とみせかけて、それほど手ごたえがないな。と思ったら、
マルイカ氏でした。
実際嬉しいのですが、スミイカ釣りの人たちはマルイカが釣れても、「そんなん本命じゃないし」みたいなオーラがあって、わたしも、まーこれはマルイカだからね。まーキープするけど。みたいな態度で臨みます。
深場から浅場へ
竹岡沖で水深は30mぐらい。
このころには、ちらほらとスミイカが上がり始めている状態。
わたしもなんらかの宗教儀式かのように、こん棒みたいな竿をしゃくり続けます。
スミイカの竿って重いのと、しゃくらんと釣れないので、かなりハードワーク。
すると、
ガツン!
あ、きたこれ。
デカイ。
・・・
す。
と、とれたんだこれが。
レオナルド・ミギーレ。
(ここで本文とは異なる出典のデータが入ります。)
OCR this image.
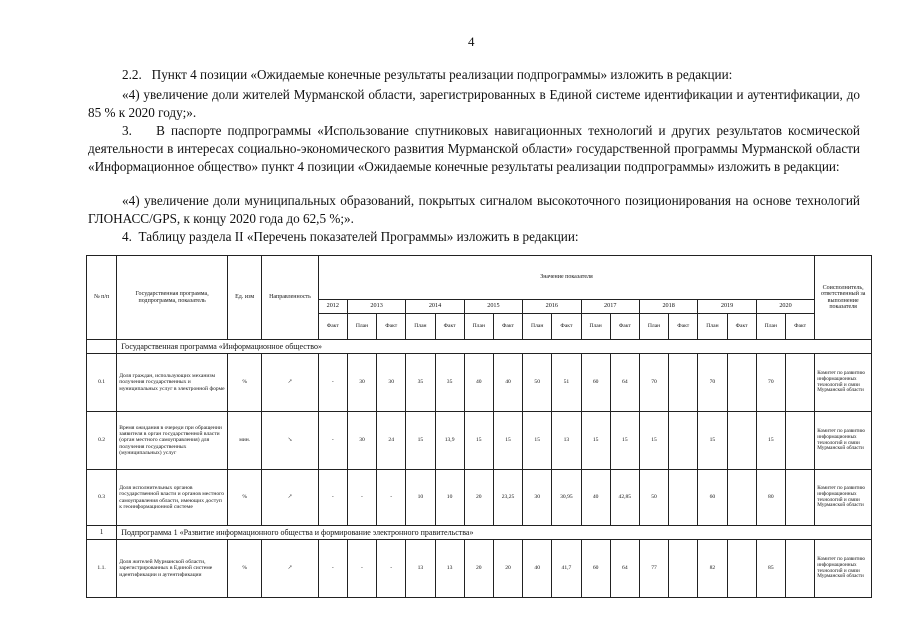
4
2.2.   Пункт 4 позиции «Ожидаемые конечные результаты реализации подпрограммы» изложить в редакции:
«4) увеличение доли жителей Мурманской области, зарегистрированных в Единой системе идентификации и аутентификации, до 85 % к 2020 году;».
3.    В паспорте подпрограммы «Использование спутниковых навигационных технологий и других результатов космической деятельности в интересах социально-экономического развития Мурманской области» государственной программы Мурманской области «Информационное общество» пункт 4 позиции «Ожидаемые конечные результаты реализации подпрограммы» изложить в редакции:
«4) увеличение доли муниципальных образований, покрытых сигналом высокоточного позиционирования на основе технологий ГЛОНАСС/GPS, к концу 2020 года до 62,5 %;».
4.  Таблицу раздела II «Перечень показателей Программы» изложить в редакции:
№ п/п	Государственная программа, подпрограмма, показатель	Ед. изм	Направленность	Значение показателя																	Соисполнитель, ответственный за выполнение показателя
				2012	2013		2014		2015		2016		2017		2018		2019		2020		
				Факт	План	Факт	План	Факт	План	Факт	План	Факт	План	Факт	План	Факт	План	Факт	План	Факт	
	Государственная программа «Информационное общество»																				
0.1	Доля граждан, использующих механизм получения государственных и муниципальных услуг в электронной форме	%	↗	-	30	30	35	35	40	40	50	51	60	64	70		70		70		Комитет по развитию информационных технологий и связи Мурманской области
0.2	Время ожидания в очереди при обращении заявителя в орган государственной власти (орган местного самоуправления) для получения государственных (муниципальных) услуг	мин.	↘	-	30	24	15	13,9	15	15	15	13	15	15	15		15		15		Комитет по развитию информационных технологий и связи Мурманской области
0.3	Доля исполнительных органов государственной власти и органов местного самоуправления области, имеющих доступ к геоинформационной системе	%	↗	-	-	-	10	10	20	23,25	30	30,95	40	42,85	50		60		80		Комитет по развитию информационных технологий и связи Мурманской области
1	Подпрограмма 1 «Развитие информационного общества и формирование электронного правительства»																				
1.1.	Доля жителей Мурманской области, зарегистрированных в Единой системе идентификации и аутентификации	%	↗	-	-	-	13	13	20	20	40	41,7	60	64	77		82		85		Комитет по развитию информационных технологий и связи Мурманской области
18世紀の絵師。
要は身切れですよ。
しかもよくみたら、相当な衝撃だったのか、スッテのかんなが2本ほど伸びてしまっています。これはまさかモンゴウイカじゃないのか。2キロぐらいの。
ぐぅ。
と、左舷トモの常連の方が2杯ほど釣って、その後、モンゴウイカがヒット。タモ入れアシストをしながら、自分も紋甲イカ釣りたいなと思ったんですね。
・・・
その後、
着底したテンヤをゼロテンションにして、ややスッテをおどらせてみると・・・
マルイカ。
ふぅ。
マルイカを釣るのであればスッテをつけて、やや揺するというのが効果的かもしれませんね。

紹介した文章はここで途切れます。